Reading to learn about how human beings think and act, or reading to learn history is helpful, but it’s basically inert knowledge.
Reading for thoughts however is active knowledge. It’s knowledge I can apply to my everyday life.
For example, from the modern Christian Science Bible lesson of this week, subject, independence I read in my Bible, Romans 6 and this verse stuck out:
“Now if we died with Christ, we believe that we shall also live with Him, knowing that Christ, having been raised from the dead, dies no more.”
Humanly and historically, the reference to Christ and death brings the image of Jesus being crucified and resurrected. Knowledge that sits in my mind until I re-read and look for thoughts.
The thought of Christ is universal. We all have unity with Christ-spirit. We all can identify with the Christlike nature of compassion, mercy, truthfulness, trustworthiness. Anytime it feels as though one of those qualities has died, it will be raised and die no more because their source is God, divine Truth, the same God that created us.

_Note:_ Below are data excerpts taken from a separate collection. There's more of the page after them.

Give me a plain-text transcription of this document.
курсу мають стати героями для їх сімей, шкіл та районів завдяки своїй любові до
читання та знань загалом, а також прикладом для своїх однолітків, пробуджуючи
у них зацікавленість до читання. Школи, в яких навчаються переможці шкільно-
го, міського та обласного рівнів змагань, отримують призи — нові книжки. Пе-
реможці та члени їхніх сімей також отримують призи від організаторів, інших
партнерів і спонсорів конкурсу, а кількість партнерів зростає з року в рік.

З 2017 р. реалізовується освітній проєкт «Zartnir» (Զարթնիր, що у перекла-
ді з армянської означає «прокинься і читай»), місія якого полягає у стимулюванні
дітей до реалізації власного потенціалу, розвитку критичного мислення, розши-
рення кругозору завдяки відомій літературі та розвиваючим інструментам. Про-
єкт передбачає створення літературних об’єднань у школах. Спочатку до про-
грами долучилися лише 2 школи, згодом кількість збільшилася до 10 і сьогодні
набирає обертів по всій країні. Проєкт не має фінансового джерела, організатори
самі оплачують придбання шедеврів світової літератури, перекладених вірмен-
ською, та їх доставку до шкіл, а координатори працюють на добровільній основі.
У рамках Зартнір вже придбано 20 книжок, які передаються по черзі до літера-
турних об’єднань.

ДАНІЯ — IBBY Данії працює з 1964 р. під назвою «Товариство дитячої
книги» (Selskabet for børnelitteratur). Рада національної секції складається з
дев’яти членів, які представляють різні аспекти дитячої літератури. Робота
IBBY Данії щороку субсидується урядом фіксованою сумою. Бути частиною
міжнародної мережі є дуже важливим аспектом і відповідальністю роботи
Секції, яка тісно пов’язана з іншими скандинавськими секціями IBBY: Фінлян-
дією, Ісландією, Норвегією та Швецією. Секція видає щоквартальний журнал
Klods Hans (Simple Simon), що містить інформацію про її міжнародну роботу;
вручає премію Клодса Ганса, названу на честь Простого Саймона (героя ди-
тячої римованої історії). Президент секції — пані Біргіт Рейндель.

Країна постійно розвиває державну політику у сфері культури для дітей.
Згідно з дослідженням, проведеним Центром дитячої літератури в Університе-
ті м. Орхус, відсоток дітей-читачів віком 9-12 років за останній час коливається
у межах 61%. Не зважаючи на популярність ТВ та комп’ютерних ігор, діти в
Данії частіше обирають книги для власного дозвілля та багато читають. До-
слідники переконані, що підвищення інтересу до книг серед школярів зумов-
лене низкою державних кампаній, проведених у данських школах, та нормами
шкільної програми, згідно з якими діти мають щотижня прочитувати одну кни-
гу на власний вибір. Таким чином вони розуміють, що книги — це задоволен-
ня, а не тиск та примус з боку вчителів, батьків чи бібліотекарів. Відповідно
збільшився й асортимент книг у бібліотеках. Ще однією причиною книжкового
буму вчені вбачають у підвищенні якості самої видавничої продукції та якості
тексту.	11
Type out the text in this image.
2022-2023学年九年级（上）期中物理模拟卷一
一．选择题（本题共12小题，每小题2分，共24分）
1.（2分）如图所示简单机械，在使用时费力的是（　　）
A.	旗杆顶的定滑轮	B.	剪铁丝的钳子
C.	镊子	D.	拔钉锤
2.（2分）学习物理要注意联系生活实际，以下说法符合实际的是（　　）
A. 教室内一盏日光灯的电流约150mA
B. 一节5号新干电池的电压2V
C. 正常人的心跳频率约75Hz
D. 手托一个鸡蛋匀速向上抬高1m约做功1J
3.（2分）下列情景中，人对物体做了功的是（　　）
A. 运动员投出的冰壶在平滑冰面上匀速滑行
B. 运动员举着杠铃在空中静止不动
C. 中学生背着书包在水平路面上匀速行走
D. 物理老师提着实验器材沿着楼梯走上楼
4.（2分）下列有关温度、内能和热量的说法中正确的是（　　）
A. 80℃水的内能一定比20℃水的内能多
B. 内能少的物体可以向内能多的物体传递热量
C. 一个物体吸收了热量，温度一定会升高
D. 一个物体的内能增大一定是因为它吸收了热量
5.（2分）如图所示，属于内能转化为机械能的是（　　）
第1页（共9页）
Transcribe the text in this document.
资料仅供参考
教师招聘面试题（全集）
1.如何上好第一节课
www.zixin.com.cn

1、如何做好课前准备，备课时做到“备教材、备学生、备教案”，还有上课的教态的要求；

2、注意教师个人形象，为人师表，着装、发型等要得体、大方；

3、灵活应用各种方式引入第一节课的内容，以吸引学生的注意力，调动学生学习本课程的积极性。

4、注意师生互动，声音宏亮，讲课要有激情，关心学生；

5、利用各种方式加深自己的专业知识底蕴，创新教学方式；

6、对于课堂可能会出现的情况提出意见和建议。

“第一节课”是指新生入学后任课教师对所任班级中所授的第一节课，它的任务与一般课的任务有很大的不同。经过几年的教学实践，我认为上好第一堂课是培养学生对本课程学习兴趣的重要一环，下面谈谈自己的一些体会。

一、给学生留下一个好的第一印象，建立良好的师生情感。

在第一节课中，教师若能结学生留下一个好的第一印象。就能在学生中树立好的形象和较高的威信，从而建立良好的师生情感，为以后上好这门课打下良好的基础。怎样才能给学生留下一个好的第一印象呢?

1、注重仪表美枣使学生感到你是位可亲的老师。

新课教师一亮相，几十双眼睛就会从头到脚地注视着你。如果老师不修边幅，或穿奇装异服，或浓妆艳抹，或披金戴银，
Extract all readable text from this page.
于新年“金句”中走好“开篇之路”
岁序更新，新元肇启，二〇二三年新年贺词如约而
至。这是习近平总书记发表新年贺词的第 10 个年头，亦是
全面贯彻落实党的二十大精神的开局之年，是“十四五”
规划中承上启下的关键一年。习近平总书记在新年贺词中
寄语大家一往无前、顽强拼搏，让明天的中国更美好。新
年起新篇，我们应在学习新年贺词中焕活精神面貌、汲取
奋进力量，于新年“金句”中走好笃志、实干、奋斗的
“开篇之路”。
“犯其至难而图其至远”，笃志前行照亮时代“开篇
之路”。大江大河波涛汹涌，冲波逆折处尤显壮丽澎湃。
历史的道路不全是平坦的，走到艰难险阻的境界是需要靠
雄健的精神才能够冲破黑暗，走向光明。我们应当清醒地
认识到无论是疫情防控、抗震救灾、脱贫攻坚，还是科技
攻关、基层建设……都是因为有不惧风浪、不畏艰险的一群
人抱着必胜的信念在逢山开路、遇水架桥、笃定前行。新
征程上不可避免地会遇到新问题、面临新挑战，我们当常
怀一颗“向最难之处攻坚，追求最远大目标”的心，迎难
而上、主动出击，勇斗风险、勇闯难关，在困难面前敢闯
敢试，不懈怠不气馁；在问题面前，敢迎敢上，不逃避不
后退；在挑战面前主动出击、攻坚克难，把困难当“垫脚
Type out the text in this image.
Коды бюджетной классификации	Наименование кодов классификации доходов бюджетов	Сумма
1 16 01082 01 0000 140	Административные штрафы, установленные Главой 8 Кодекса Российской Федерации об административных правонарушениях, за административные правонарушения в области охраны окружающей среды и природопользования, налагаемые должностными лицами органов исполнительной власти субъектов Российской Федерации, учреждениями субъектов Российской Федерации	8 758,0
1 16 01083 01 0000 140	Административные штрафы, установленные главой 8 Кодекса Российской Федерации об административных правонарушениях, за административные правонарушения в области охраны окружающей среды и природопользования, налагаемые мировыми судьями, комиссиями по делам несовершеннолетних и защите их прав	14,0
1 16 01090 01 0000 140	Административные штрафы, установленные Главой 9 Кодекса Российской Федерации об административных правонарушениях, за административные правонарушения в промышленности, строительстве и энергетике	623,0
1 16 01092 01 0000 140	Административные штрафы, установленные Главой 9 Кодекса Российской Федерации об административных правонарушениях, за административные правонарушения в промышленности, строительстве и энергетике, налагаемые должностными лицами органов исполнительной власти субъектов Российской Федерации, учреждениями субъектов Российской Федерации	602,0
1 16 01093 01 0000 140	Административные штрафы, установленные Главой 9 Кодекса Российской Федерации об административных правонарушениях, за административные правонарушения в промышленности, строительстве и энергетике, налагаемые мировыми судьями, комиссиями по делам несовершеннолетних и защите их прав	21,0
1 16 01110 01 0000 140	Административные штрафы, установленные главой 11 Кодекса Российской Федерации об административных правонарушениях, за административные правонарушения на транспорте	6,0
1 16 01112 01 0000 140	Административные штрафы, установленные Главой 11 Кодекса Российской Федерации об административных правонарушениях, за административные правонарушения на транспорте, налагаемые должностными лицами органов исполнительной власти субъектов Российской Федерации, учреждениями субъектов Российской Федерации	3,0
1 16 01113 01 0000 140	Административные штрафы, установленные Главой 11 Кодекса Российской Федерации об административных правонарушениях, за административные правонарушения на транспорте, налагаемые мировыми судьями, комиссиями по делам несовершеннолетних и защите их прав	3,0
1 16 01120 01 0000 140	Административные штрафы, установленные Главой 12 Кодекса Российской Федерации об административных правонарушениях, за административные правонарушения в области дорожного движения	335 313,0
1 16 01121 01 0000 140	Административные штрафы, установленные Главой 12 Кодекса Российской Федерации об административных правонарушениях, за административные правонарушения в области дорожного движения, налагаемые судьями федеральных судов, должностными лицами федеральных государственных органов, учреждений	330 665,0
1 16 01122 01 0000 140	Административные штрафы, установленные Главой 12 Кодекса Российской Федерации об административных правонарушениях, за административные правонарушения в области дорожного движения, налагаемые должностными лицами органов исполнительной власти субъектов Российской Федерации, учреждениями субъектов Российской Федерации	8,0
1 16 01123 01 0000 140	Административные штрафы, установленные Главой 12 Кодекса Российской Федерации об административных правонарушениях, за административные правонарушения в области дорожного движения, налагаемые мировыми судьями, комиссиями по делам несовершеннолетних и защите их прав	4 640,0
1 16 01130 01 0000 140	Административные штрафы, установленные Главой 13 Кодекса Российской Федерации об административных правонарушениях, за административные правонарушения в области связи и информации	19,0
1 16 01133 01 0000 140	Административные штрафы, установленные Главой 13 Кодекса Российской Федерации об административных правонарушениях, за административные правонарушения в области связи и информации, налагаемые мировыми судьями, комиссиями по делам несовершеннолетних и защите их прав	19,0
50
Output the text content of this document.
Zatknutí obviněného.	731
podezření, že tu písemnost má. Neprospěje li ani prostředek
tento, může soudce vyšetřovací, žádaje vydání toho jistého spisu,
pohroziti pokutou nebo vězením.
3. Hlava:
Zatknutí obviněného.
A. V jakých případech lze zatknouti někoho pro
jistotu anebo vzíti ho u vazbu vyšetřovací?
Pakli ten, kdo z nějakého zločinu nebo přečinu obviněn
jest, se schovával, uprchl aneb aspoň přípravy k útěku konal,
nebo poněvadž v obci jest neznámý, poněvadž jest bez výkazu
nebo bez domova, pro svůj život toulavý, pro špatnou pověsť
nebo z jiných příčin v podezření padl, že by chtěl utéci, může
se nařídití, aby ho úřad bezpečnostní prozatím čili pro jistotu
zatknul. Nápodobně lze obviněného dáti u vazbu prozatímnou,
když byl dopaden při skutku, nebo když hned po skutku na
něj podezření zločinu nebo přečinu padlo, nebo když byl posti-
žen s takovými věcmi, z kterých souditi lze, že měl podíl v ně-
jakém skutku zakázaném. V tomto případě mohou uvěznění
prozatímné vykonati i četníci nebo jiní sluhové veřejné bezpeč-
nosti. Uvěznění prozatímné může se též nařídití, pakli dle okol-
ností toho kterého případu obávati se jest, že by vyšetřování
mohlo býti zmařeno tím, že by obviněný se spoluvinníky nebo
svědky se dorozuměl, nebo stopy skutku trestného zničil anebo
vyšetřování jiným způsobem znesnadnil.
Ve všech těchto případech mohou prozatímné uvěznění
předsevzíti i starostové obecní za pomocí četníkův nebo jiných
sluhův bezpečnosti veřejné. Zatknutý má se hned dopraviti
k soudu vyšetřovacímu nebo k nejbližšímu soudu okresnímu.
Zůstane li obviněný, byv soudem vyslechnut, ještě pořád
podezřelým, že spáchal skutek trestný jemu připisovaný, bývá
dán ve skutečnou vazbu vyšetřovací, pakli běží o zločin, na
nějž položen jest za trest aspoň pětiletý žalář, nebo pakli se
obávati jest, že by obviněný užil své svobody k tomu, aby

Last week, I felt as though my energy was exhausted. As if it died. When I prayed, instead of praying for my energy to return, I prayed to align my thought with the thought that divine energy dies no more. My energy did return however it feels more solid because I was touched with a sense of divine energy being more substantial than human energy.
When reading the Bible, or any text, I look for thoughts, connections to the divine, rather than learning what other people did or didn’t do. What is God doing now? What has God done forever? The answers are mine, and die no more.